Naturally, there are limits to his celebrity - as Schipper discovered in a conversation with a man who “was really impressed with The Streak, and was explaining to his son who I was.

“The father introduced us, and the kid just looked up at me and said, ‘Why?”’

The gospel according to St. Bobby

As Bobby Bowden remembered it from the pulpit of First Baptist Church in New Orleans last Sunday before the Sugar Bowl, he and his wife Ann once sat in the front row of an Alabama worship service. Between them were their six children. The preacher decided to use Bowden as an audience.

“If I stretched an I-beam across this altar, would you walk across it?” he asked the young coach.

Bowden said he sure would.

“Now if I took that same I-beam and put it between the Twin Towers in New York, 110 stories over the ground, would you walk across it then?”

Bowden said absolutely not.

“Now,” thundered the preacher, “if I dangled the legs of one of your children from that beam, and said I’d drop that child if you didn’t walk across, would you do it then?”

Bowden thought a moment.

“Which child?” he asked.

The laughter mounted. Bowden, invited to speak before his Florida State Seminoles were dismembered by rival Florida, doesn’t deliver a sermon so much as a monologue. At one point, he expressed bafflement that Americans believe whatever they read, “but they don’t believe what’s in The Bible. Read the doggone book! Matthew, Mark, Luke and John - they’re a lot more accurate than the writers nowadays.”

Then he spotted Tallahassee Democrat columnist John Nogowski in the sanctuary.

“Sorry, John,” Bowden said with a grin.

Elsewhere on the religion front …

When NBA beanpole Shawn Bradley of the Nets recently tried to argue with referee Hue Hollins over a call, Hollins barked, “Don’t use profanity on me.”

Nets coach John Calipari then complained, “He’s a Mormon.

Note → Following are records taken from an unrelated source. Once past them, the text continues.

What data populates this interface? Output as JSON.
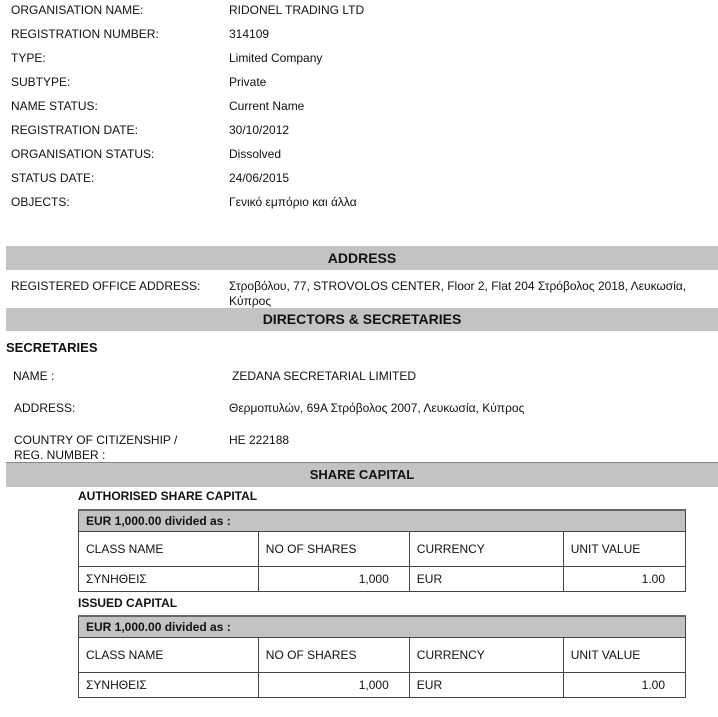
{
  "details": [
    {
      "label": "ORGANISATION NAME:",
      "value": "RIDONEL TRADING LTD"
    },
    {
      "label": "REGISTRATION NUMBER:",
      "value": "314109"
    },
    {
      "label": "TYPE:",
      "value": "Limited Company"
    },
    {
      "label": "SUBTYPE:",
      "value": "Private"
    },
    {
      "label": "NAME STATUS:",
      "value": "Current Name"
    },
    {
      "label": "REGISTRATION DATE:",
      "value": "30/10/2012"
    },
    {
      "label": "ORGANISATION STATUS:",
      "value": "Dissolved"
    },
    {
      "label": "STATUS DATE:",
      "value": "24/06/2015"
    },
    {
      "label": "OBJECTS:",
      "value": "Γενικό εμπόριο και άλλα"
    }
  ],
  "address": {
    "heading": "ADDRESS",
    "label": "REGISTERED OFFICE ADDRESS:",
    "line1": "Στροβόλου, 77, STROVOLOS CENTER, Floor 2, Flat 204 Στρόβολος 2018, Λευκωσία,",
    "line2": "Κύπρος"
  },
  "directors": {
    "heading": "DIRECTORS & SECRETARIES",
    "subheading": "SECRETARIES",
    "name_label": "NAME :",
    "name_value": "ZEDANA SECRETARIAL LIMITED",
    "address_label": "ADDRESS:",
    "address_value": "Θερμοπυλών, 69A  Στρόβολος 2007, Λευκωσία, Κύπρος",
    "reg_label_1": "COUNTRY OF CITIZENSHIP /",
    "reg_label_2": "REG. NUMBER :",
    "reg_value": "HE 222188"
  },
  "share_capital": {
    "heading": "SHARE CAPITAL",
    "tables": [
      {
        "title": "AUTHORISED SHARE CAPITAL",
        "caption": "EUR 1,000.00 divided as :",
        "columns": [
          "CLASS NAME",
          "NO OF SHARES",
          "CURRENCY",
          "UNIT VALUE"
        ],
        "rows": [
          [
            "ΣΥΝΗΘΕΙΣ",
            "1,000",
            "EUR",
            "1.00"
          ]
        ]
      },
      {
        "title": "ISSUED CAPITAL",
        "caption": "EUR 1,000.00 divided as :",
        "columns": [
          "CLASS NAME",
          "NO OF SHARES",
          "CURRENCY",
          "UNIT VALUE"
        ],
        "rows": [
          [
            "ΣΥΝΗΘΕΙΣ",
            "1,000",
            "EUR",
            "1.00"
          ]
        ]
      }
    ]
  }
}
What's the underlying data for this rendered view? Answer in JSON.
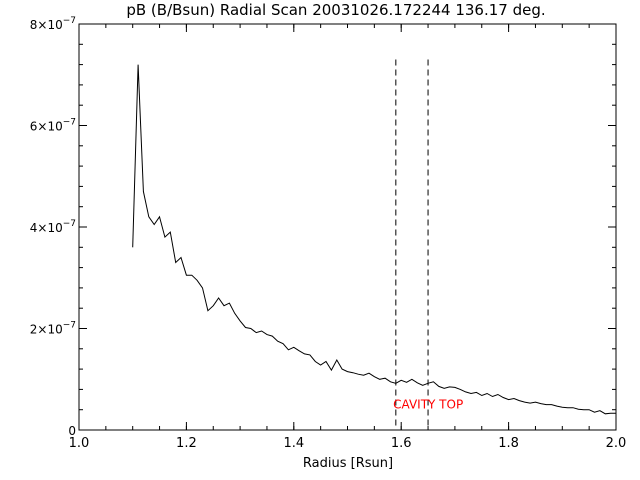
{
  "chart_data": {
    "type": "line",
    "title": "pB (B/Bsun) Radial Scan 20031026.172244 136.17 deg.",
    "xlabel": "Radius [Rsun]",
    "ylabel": "",
    "xlim": [
      1.0,
      2.0
    ],
    "ylim": [
      0,
      8e-07
    ],
    "x_ticks": [
      {
        "value": 1.0,
        "label": "1.0"
      },
      {
        "value": 1.2,
        "label": "1.2"
      },
      {
        "value": 1.4,
        "label": "1.4"
      },
      {
        "value": 1.6,
        "label": "1.6"
      },
      {
        "value": 1.8,
        "label": "1.8"
      },
      {
        "value": 2.0,
        "label": "2.0"
      }
    ],
    "y_ticks": [
      {
        "value": 0,
        "mantissa": "0",
        "exponent": ""
      },
      {
        "value": 2e-07,
        "mantissa": "2×10",
        "exponent": "−7"
      },
      {
        "value": 4e-07,
        "mantissa": "4×10",
        "exponent": "−7"
      },
      {
        "value": 6e-07,
        "mantissa": "6×10",
        "exponent": "−7"
      },
      {
        "value": 8e-07,
        "mantissa": "8×10",
        "exponent": "−7"
      }
    ],
    "series": [
      {
        "color": "#000000",
        "x": [
          1.1,
          1.11,
          1.12,
          1.13,
          1.14,
          1.15,
          1.16,
          1.17,
          1.18,
          1.19,
          1.2,
          1.21,
          1.22,
          1.23,
          1.24,
          1.25,
          1.26,
          1.27,
          1.28,
          1.29,
          1.3,
          1.31,
          1.32,
          1.33,
          1.34,
          1.35,
          1.36,
          1.37,
          1.38,
          1.39,
          1.4,
          1.41,
          1.42,
          1.43,
          1.44,
          1.45,
          1.46,
          1.47,
          1.48,
          1.49,
          1.5,
          1.51,
          1.52,
          1.53,
          1.54,
          1.55,
          1.56,
          1.57,
          1.58,
          1.59,
          1.6,
          1.61,
          1.62,
          1.63,
          1.64,
          1.65,
          1.66,
          1.67,
          1.68,
          1.69,
          1.7,
          1.71,
          1.72,
          1.73,
          1.74,
          1.75,
          1.76,
          1.77,
          1.78,
          1.79,
          1.8,
          1.81,
          1.82,
          1.83,
          1.84,
          1.85,
          1.86,
          1.87,
          1.88,
          1.89,
          1.9,
          1.91,
          1.92,
          1.93,
          1.94,
          1.95,
          1.96,
          1.97,
          1.98,
          1.99,
          2.0
        ],
        "y": [
          3.6e-07,
          7.2e-07,
          4.7e-07,
          4.2e-07,
          4.05e-07,
          4.2e-07,
          3.8e-07,
          3.9e-07,
          3.3e-07,
          3.4e-07,
          3.05e-07,
          3.05e-07,
          2.95e-07,
          2.8e-07,
          2.35e-07,
          2.45e-07,
          2.6e-07,
          2.45e-07,
          2.5e-07,
          2.3e-07,
          2.15e-07,
          2.02e-07,
          2e-07,
          1.92e-07,
          1.95e-07,
          1.88e-07,
          1.85e-07,
          1.75e-07,
          1.7e-07,
          1.58e-07,
          1.63e-07,
          1.56e-07,
          1.5e-07,
          1.48e-07,
          1.35e-07,
          1.28e-07,
          1.35e-07,
          1.18e-07,
          1.38e-07,
          1.2e-07,
          1.15e-07,
          1.13e-07,
          1.1e-07,
          1.08e-07,
          1.12e-07,
          1.05e-07,
          1e-07,
          1.02e-07,
          9.5e-08,
          9.2e-08,
          9.8e-08,
          9.4e-08,
          1e-07,
          9.3e-08,
          8.8e-08,
          9.2e-08,
          9.5e-08,
          8.6e-08,
          8.2e-08,
          8.5e-08,
          8.4e-08,
          8e-08,
          7.5e-08,
          7.2e-08,
          7.4e-08,
          6.8e-08,
          7.2e-08,
          6.6e-08,
          7e-08,
          6.4e-08,
          6e-08,
          6.2e-08,
          5.8e-08,
          5.5e-08,
          5.3e-08,
          5.5e-08,
          5.2e-08,
          5e-08,
          5e-08,
          4.7e-08,
          4.5e-08,
          4.4e-08,
          4.4e-08,
          4.1e-08,
          4e-08,
          4e-08,
          3.5e-08,
          3.8e-08,
          3.2e-08,
          3.3e-08,
          3.3e-08
        ]
      }
    ],
    "markers": [
      {
        "x": 1.59,
        "y_top": 7.3e-07,
        "style": "dashed",
        "color": "#000000"
      },
      {
        "x": 1.65,
        "y_top": 7.3e-07,
        "style": "dashed",
        "color": "#000000"
      }
    ],
    "annotations": [
      {
        "text": "CAVITY TOP",
        "x": 1.585,
        "y": 4.2e-08,
        "color": "#ff0000"
      }
    ],
    "grid": false
  }
}
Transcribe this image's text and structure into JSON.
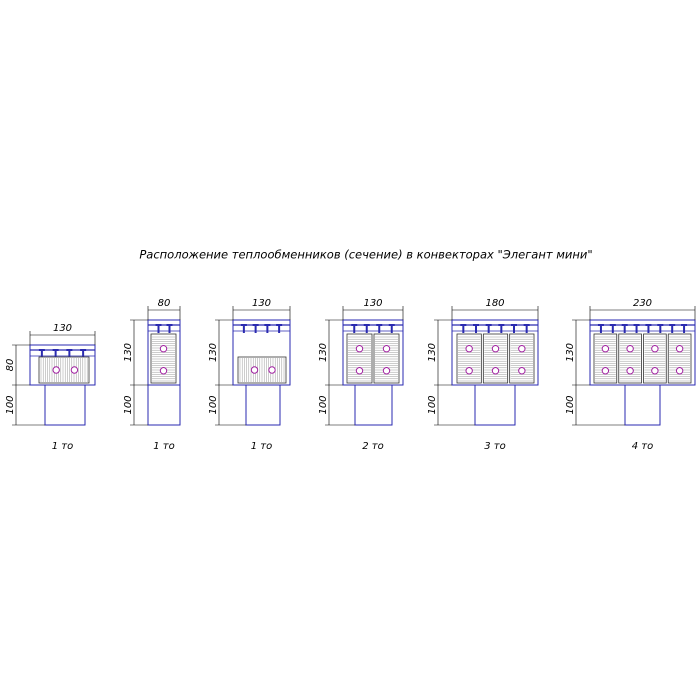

He doesn’t swear.”

Responded Hollins: “I’m Baptist and I don’t lie.”

Typecasting

The makers of the movie “Jerry Maguire” were shooting for realism. To teach Kelly Preston how to punch Tom Cruise, they brought in retired boxer Ray “Boom Boom” Mancini, prompting Phil Rosenthal of the Chicago Sun-Times to comment: “To teach Cruise how to be an agent, we hear they brought in a rat from ‘Ben.”’

The last word …

“I haven’t met an agent yet who looks like Tom Cruise. They should have used that guy who played Ratso Rizzo.

- Jazz director of basketball operations Scott Layden on “Jerry Maguire.”

The last word II …

“Surely it is no coincidence that Steve Young announced his engagement during a week when he had his head examined.”